I have decided that I am leaving Terry. I have to leave Terry in order to maintain my sanity. My mental well being is depending on it.

The shitty part is, at the moment, I don’t have the means to actually leave him.

He has to work on Saturday, I am going to spend the day going through my stuff and getting rid of stuff that I don’t need anymore - clean out the closets and all of that. I am going to try to get everything that I don’t need around here moved into a storage unit (my mom has one that I can put crap in for a few weeks).

My Aunt recently moved her mother in law from an apartment into a nursing home and they have an sleeper sofa and washer that I can have - so I am going to see if my brothers can go and get them and put them into the storage unit so that when I am ready to move out I have the stuff.

Since we moved in with each other - we have slowly gotten nice new things, Terry believes them all to be his, and frankly he can keep it all for all I care - it just makes it that much easier for me to move out. So basically all I will be taking are the contents of Dylans bedroom, the dressers and such from my bedroom (everything but the new bed…since ya’ know, that’s “his”), a bunch of crap from the kitchen and my desk and computer, and the pictures - he can fucking keep everything else, I couldn’t care less. He acts as though him keeping the dinning room set is going to make me stay. Oh yeah, and our clothes and what not.

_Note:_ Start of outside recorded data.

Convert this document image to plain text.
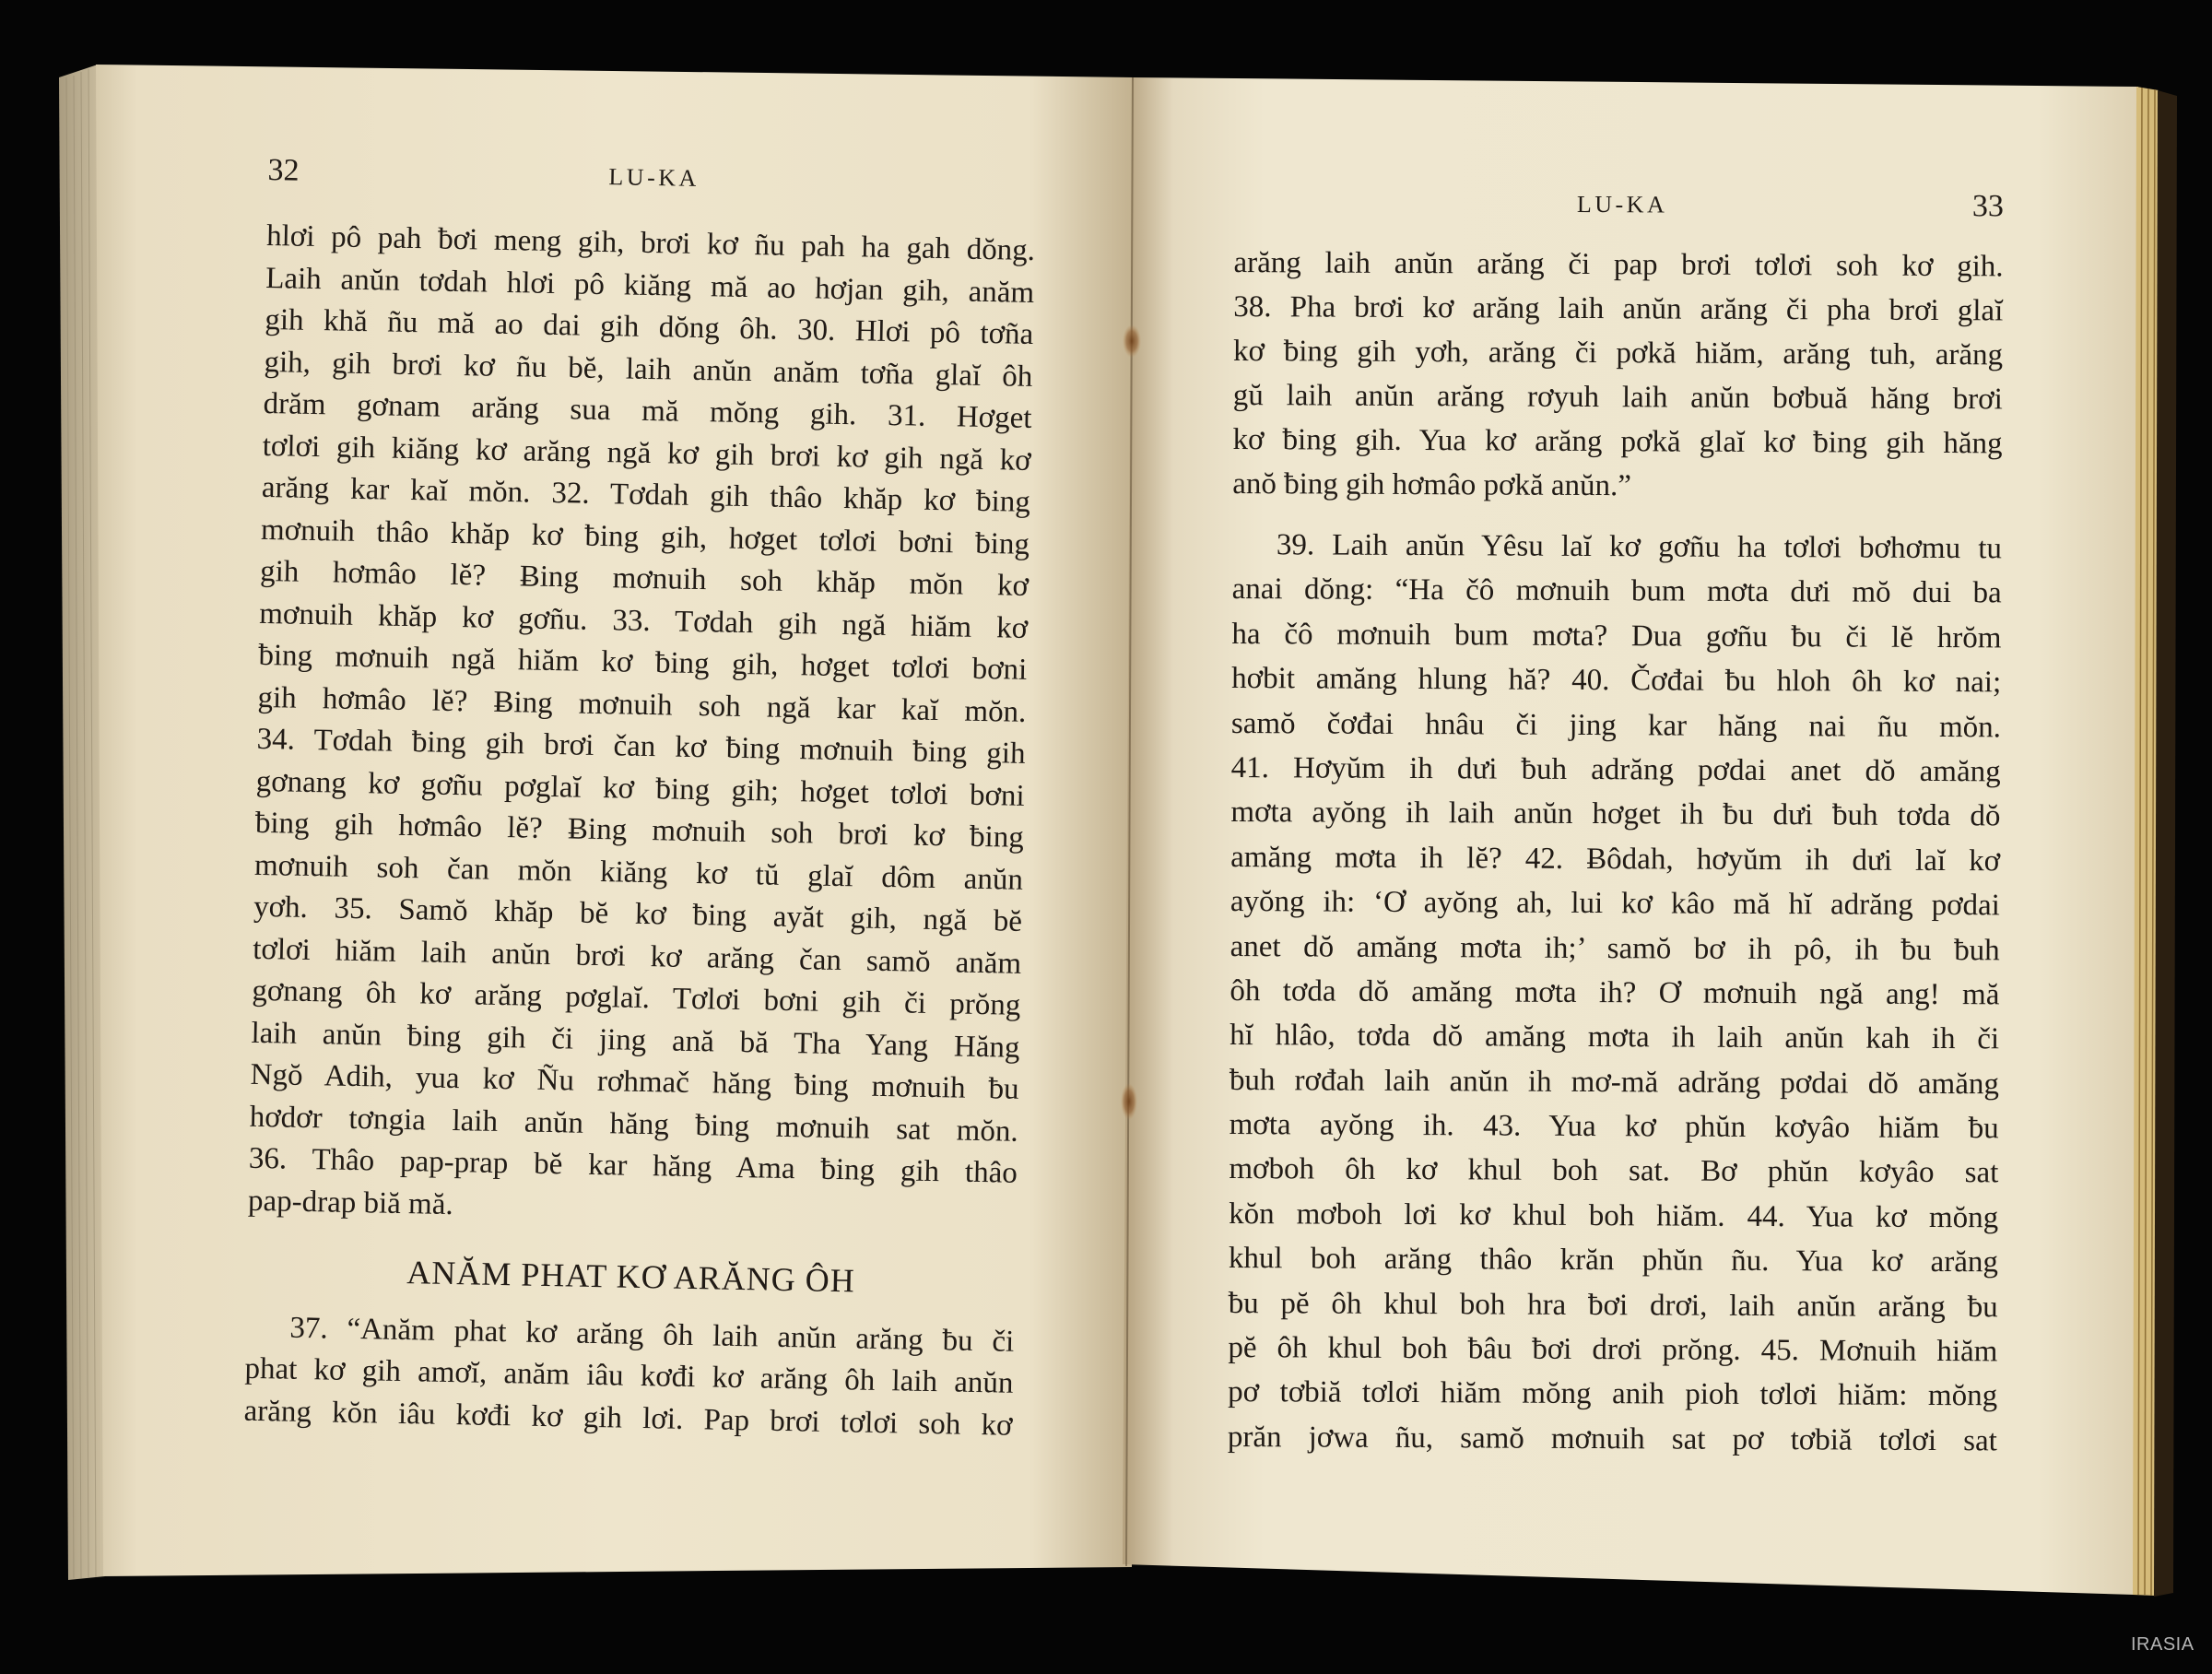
32	LU-KA
hlơi pô pah ƀơi meng gih, brơi kơ ñu pah ha gah dŏng.
Laih anŭn tơdah hlơi pô kiăng mă ao hơjan gih, anăm
gih khă ñu mă ao dai gih dŏng ôh. 30. Hlơi pô tơña
gih, gih brơi kơ ñu bĕ, laih anŭn anăm tơña glaĭ ôh
drăm gơnam arăng sua mă mŏng gih. 31. Hơget
tơlơi gih kiăng kơ arăng ngă kơ gih brơi kơ gih ngă kơ
arăng kar kaĭ mŏn. 32. Tơdah gih thâo khăp kơ ƀing
mơnuih thâo khăp kơ ƀing gih, hơget tơlơi bơni ƀing
gih hơmâo lĕ? Ƀing mơnuih soh khăp mŏn kơ
mơnuih khăp kơ gơñu. 33. Tơdah gih ngă hiăm kơ
ƀing mơnuih ngă hiăm kơ ƀing gih, hơget tơlơi bơni
gih hơmâo lĕ? Ƀing mơnuih soh ngă kar kaĭ mŏn.
34. Tơdah ƀing gih brơi čan kơ ƀing mơnuih ƀing gih
gơnang kơ gơñu pơglaĭ kơ ƀing gih; hơget tơlơi bơni
ƀing gih hơmâo lĕ? Ƀing mơnuih soh brơi kơ ƀing
mơnuih soh čan mŏn kiăng kơ tŭ glaĭ dôm anŭn
yơh. 35. Samŏ khăp bĕ kơ ƀing ayăt gih, ngă bĕ
tơlơi hiăm laih anŭn brơi kơ arăng čan samŏ anăm
gơnang ôh kơ arăng pơglaĭ. Tơlơi bơni gih či prŏng
laih anŭn ƀing gih či jing ană bă Tha Yang Hăng
Ngŏ Adih, yua kơ Ñu rơhmač hăng ƀing mơnuih ƀu
hơdơr tơngia laih anŭn hăng ƀing mơnuih sat mŏn.
36. Thâo pap-prap bĕ kar hăng Ama ƀing gih thâo
pap-drap biă mă.
ANĂM PHAT KƠ ARĂNG ÔH
37. “Anăm phat kơ arăng ôh laih anŭn arăng ƀu či
phat kơ gih amơĭ, anăm iâu kơđi kơ arăng ôh laih anŭn
arăng kŏn iâu kơđi kơ gih lơi. Pap brơi tơlơi soh kơ
LU-KA	33
arăng laih anŭn arăng či pap brơi tơlơi soh kơ gih.
38. Pha brơi kơ arăng laih anŭn arăng či pha brơi glaĭ
kơ ƀing gih yơh, arăng či pơkă hiăm, arăng tuh, arăng
gŭ laih anŭn arăng rơyuh laih anŭn bơbuă hăng brơi
kơ ƀing gih. Yua kơ arăng pơkă glaĭ kơ ƀing gih hăng
anŏ ƀing gih hơmâo pơkă anŭn.”
39. Laih anŭn Yêsu laĭ kơ gơñu ha tơlơi bơhơmu tu
anai dŏng: “Ha čô mơnuih bum mơta dưi mŏ dui ba
ha čô mơnuih bum mơta? Dua gơñu ƀu či lĕ hrŏm
hơbit amăng hlung hă? 40. Čơđai ƀu hloh ôh kơ nai;
samŏ čơđai hnâu či jing kar hăng nai ñu mŏn.
41. Hơyŭm ih dưi ƀuh adrăng pơdai anet dŏ amăng
mơta ayŏng ih laih anŭn hơget ih ƀu dưi ƀuh tơda dŏ
amăng mơta ih lĕ? 42. Ƀôdah, hơyŭm ih dưi laĭ kơ
ayŏng ih: ‘Ơ ayŏng ah, lui kơ kâo mă hĭ adrăng pơdai
anet dŏ amăng mơta ih;’ samŏ bơ ih pô, ih ƀu ƀuh
ôh tơda dŏ amăng mơta ih? Ơ mơnuih ngă ang! mă
hĭ hlâo, tơda dŏ amăng mơta ih laih anŭn kah ih či
ƀuh rơđah laih anŭn ih mơ-mă adrăng pơdai dŏ amăng
mơta ayŏng ih. 43. Yua kơ phŭn kơyâo hiăm ƀu
mơboh ôh kơ khul boh sat. Bơ phŭn kơyâo sat
kŏn mơboh lơi kơ khul boh hiăm. 44. Yua kơ mŏng
khul boh arăng thâo krăn phŭn ñu. Yua kơ arăng
ƀu pĕ ôh khul boh hra ƀơi drơi, laih anŭn arăng ƀu
pĕ ôh khul boh ƀâu ƀơi drơi prŏng. 45. Mơnuih hiăm
pơ tơbiă tơlơi hiăm mŏng anih pioh tơlơi hiăm: mŏng
prăn jơwa ñu, samŏ mơnuih sat pơ tơbiă tơlơi sat
IRASIA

My brother got Dylan a dirt bike which is in Terry’s garage along with some other crap that is mine, somehow I need to get in there and get that stuff out before I move out…he will never let me get into there again.

I can tell him that my brother is going to take the dirtbike for a tune up and all of that…to make sure that it continues to be safe so that we can get it out of his garage and get it either into my brothers garage or my mothers storage unit.

I need to start saving up some money, I guess Christmas is going to be a bust this year, but it will make for a better life down the road.

I am going to take a day off of work next week and find out what I need to do in order to get income based housing so that I can get out of here…it will be the only way that I can afford to get out on my own and someday get ahead, just a little.

I have applied for a few new jobs this week with a company that allows employees to go work from home (usually within six months in the position) if I can get one of those, I can keep Dylan home with me and no longer pay for a babysitter which will save me over $400 a month, now I need to get his stepfather off of my car insurance, which will save me another $100 a month - $500 savings right there - that could possibly be my rent depending on what % of your income they base it on…I am keeping my fingers crossed that this all works our within the next two months.

By my birthday…November 4th…I want to be out of here, I NEED to be out of here… I am determined to be out of here by my 26th birthday so I can finally start my life over.